Lychee Light Club by Usamaru Furuya. Lychee Light Club was my introduction to Furuya’s work. It is also arguably the most graphic and extreme manga of his currently available in English. After all, it is based off of a Tokyo Grand Guignol theater performance. The manga also takes inspiration from the work Suehiro Maruo. Be prepared for blood and guts and beautifully crafted, but very disturbing imagery. And a dark and disturbing story, too, for that matter. Lychee Light Club is definitely not a manga for everyone, but for its intended audience it is fantastic. I’m really hoping that Vertical will license the prequel, too. (My previously written in-depth review of Lychee Light Club can be found here.)

No Longer Human, Volumes 1-2 by Usamaru Furuya. Osamu Dazai’s novel No Longer Human has three manga adaptations of which I am aware. Furuya’s adaptation is the one I was most interested in, so I was thrilled when Vertical licensed the series. I don’t find Yozo, the protagonist, to be as sympathetic as he was in original novel, but Furuya’s interpretation still works marvelously well. The manga is dark and oppressive, but so was the original. The third and final volume is currently scheduled to be released in February; I’m really looking forward to the conclusion. (If you’re wondering about the changes that Furuya made from Dazai’s original novel, Genji Press has an excellent post—Dehumanizer Dept.)

Short Cuts, Volumes 1-2 by Usamaru Furuya. I quite enjoyed Short Cuts, Furuya’s first series written for a mainstream publication. It’s a gag oriented manga with each chapter, or “cut,” being only a page or two long. Certain characters do make reappearances, and there are a few recurring jokes, but for the most part each cut is fairly self-contained. Copious translation notes are included which is particularly useful in the case of Short Cuts because the manga’s humor frequently depends on knowledge of Japanese culture. However, there are plenty gags that are funny regardless. Personally, I find most of Short Cuts to be hilarious. A warning, though: Furuya can be very vulgar at times. One of my favorite things about Short Cuts is the wide range of art styles that Furuya employs.

Love Exposure directed by Sion Sono. In my opinion, Love Exposure is an absolutely brilliant film totally worth the nearly four hour needed to watch it. I enjoyed it immensely and was thoroughly engaged throughout. Love Exposure is intense and bizarre to say the least, dealing with themes of religion, love, lust, cults, sex, and violence. The sheer number of genres that Love Exposure incorporates is impressive. Comedy, drama, martial arts, psychological thriller, crime, horror, romance…I could keep going. And it’s all used to create a unique but somehow coherent story, often absurd and over-the-top, but always engrossing. Usamaru Furuya appears as Miyanishi and pulls off a cool, creepy persona very well.

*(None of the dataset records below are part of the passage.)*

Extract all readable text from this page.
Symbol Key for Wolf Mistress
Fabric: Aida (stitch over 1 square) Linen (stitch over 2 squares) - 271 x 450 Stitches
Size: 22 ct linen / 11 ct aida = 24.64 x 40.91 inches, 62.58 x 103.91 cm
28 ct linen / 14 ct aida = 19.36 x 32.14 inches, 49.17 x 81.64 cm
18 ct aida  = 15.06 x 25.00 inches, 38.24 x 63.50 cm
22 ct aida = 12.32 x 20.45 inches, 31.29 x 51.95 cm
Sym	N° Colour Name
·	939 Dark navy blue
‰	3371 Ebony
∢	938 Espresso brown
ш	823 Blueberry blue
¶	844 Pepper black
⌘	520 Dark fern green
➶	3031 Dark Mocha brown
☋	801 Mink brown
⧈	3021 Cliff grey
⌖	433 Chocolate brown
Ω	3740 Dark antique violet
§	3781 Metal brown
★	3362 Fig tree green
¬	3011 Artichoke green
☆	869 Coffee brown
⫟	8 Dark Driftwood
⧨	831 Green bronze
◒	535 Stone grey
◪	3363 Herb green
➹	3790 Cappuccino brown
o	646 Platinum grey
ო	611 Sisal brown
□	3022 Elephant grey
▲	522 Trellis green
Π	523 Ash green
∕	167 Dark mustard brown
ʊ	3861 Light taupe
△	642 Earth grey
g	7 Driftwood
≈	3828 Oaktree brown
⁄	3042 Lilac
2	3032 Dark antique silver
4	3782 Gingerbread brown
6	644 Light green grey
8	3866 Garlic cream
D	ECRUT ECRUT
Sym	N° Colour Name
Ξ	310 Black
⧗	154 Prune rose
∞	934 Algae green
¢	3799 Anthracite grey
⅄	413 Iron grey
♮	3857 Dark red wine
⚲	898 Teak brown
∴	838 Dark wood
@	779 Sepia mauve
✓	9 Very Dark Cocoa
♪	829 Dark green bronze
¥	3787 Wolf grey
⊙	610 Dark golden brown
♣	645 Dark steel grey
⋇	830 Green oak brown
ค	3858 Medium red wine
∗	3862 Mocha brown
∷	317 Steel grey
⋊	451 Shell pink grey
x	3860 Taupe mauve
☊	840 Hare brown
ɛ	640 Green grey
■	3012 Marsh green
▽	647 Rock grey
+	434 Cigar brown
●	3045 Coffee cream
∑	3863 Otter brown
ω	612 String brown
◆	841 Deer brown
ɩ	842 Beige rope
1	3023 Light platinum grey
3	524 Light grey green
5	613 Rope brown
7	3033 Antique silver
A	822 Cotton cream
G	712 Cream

Noriko’s Dinner Table directed by Sion Sono. I didn’t realize until after I started watching Noriko’s Dinner Table that it is actually the sequel to Sono’s film Suicide Club, which I haven’t actually seen yet. Noriko’s Dinner Table takes place before, during, and after the events depicted in Suicide Club. While the references to the earlier film will certainly be more meaningful for someone who has seen it, Noriko’s Dinner Table actually stands fairly well on its own. It’s a strange but intense film. Much if not all of the camera work is done by hand and the narrative uses a lot of voice-over work, making the film feel very personal. Usamaru Furuya shows up as “the man in the cafe.” Despite being unnamed, it’s not an insignificant role; you can’t miss him.

Zoo by Various. An adaptation of Otsuichi’s horror short story anthology by the same name, Zoo is a collection of five film shorts. A different director and creative team worked on each story. I didn’t find them to be quite as compelling as their original counterparts. I think the difference is that it’s not as easy to get into the characters’ heads. But Zoo is still an excellent adaptation and stays very true to the original. Usamaru Furuya worked on the screenplay, storyboard, and character design for “Hidamari no Shi” (also known as “Song of the Sunny Spot”), the only animated short in the collection. The other stories include “Kazari and Yoko,” “Seven Rooms,” “So Far,” and the titular “Zoo.”